Modeling therapeutic strategies in rheumatoid arthritis: use of decision analysis and Markov models.

OBJECTIVE The management of patients with rheumatoid arthritis (RA) is controversial, with a number of different proposed treatment strategies based on different conceptions of the natural history of the disease and different interpretations of the efficacy and effectiveness of the drugs used for treatment. We attempted to develop a theoretical framework to assess the effectiveness of different treatment regimens for RA. METHODS We used decision analysis to structure the problem of comparing sequential monotherapy to a combination strategy.
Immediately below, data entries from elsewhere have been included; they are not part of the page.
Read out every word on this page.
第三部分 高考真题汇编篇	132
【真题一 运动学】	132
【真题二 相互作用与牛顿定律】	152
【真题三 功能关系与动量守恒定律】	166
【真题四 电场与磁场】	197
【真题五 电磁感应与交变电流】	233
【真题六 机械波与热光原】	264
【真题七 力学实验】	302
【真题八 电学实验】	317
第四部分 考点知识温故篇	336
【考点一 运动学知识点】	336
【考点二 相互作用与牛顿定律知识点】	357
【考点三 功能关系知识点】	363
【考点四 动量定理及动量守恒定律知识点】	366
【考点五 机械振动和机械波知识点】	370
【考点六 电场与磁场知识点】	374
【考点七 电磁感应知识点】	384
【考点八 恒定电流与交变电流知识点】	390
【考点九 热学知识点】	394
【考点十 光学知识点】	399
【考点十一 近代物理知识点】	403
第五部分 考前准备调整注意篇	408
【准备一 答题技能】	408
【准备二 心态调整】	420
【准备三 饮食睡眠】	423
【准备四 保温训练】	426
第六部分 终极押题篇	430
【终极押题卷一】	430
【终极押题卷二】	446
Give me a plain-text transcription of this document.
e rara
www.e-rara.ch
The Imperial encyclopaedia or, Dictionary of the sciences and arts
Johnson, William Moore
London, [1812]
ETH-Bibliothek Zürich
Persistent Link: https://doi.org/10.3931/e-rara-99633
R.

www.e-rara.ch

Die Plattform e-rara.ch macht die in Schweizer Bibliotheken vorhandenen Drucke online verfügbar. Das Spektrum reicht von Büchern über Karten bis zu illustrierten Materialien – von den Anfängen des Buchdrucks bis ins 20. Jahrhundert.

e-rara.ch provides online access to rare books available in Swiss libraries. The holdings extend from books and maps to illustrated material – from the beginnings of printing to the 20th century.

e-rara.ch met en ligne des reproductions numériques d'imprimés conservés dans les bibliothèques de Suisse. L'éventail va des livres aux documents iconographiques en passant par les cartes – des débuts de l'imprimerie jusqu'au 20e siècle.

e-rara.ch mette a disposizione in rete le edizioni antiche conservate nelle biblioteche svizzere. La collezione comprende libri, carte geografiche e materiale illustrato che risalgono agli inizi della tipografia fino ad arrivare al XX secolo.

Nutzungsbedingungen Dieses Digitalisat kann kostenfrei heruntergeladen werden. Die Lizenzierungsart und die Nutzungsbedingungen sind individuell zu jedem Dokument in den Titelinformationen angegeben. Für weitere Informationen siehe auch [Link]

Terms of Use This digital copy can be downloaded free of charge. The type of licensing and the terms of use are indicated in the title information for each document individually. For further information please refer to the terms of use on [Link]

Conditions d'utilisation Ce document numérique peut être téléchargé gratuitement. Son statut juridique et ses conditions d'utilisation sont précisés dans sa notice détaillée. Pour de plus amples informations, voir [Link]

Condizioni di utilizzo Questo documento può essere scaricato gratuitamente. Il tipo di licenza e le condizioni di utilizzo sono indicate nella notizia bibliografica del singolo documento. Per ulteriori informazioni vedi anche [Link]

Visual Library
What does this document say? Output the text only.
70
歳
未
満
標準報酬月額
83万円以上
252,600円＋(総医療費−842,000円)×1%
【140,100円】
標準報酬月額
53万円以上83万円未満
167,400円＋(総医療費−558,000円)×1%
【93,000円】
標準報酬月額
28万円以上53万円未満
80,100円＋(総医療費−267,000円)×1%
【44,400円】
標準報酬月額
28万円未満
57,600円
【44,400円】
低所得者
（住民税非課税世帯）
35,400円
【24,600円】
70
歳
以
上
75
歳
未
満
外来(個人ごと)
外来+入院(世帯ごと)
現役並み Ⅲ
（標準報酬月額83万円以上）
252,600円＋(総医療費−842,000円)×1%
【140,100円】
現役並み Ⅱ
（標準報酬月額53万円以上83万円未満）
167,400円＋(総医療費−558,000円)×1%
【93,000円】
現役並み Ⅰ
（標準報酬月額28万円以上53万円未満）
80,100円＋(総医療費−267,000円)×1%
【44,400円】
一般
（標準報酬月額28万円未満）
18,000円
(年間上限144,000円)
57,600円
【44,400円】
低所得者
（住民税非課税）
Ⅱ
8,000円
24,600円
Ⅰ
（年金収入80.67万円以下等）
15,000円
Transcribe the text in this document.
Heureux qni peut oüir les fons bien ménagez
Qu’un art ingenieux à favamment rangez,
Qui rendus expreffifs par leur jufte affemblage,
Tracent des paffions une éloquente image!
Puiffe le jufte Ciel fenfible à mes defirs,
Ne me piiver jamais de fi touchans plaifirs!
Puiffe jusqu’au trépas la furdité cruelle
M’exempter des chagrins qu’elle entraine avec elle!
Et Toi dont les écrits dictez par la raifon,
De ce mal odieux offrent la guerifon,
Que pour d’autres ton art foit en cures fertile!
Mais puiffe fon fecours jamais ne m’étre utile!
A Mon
Subsequently, we used 3 different estimates of drug effectiveness: one from expert rheumatologists; a metaanalysis; and a recent nationwide survey of American rheumatologists, in a Markov model. Last, we utilized published duration of therapy data to model drug treatment over time. RESULTS Estimates of drug effectiveness differed substantially among rheumatologists, but regardless of the estimates and the treatment strategy used, the model predicted over 90% of patients improved by the 3rd drug trial. Over time, treatment patterns in our model resemble the "sawtooth" pattern previously observed. CONCLUSION Treatment strategies in RA are difficult to model because of uncertainty in both the structure of the model and the data needed to perform the analysis. These models tend to overestimate the effectiveness of drug sequences because of nonindependence between therapies, probably due to sequence effects, a change in responsiveness over time, or resistant subgroups. Our preliminary analysis suggests that the most effective agent, possibly methotrexate, should be used first if the objective is to get as many patients into remission as quickly as possible.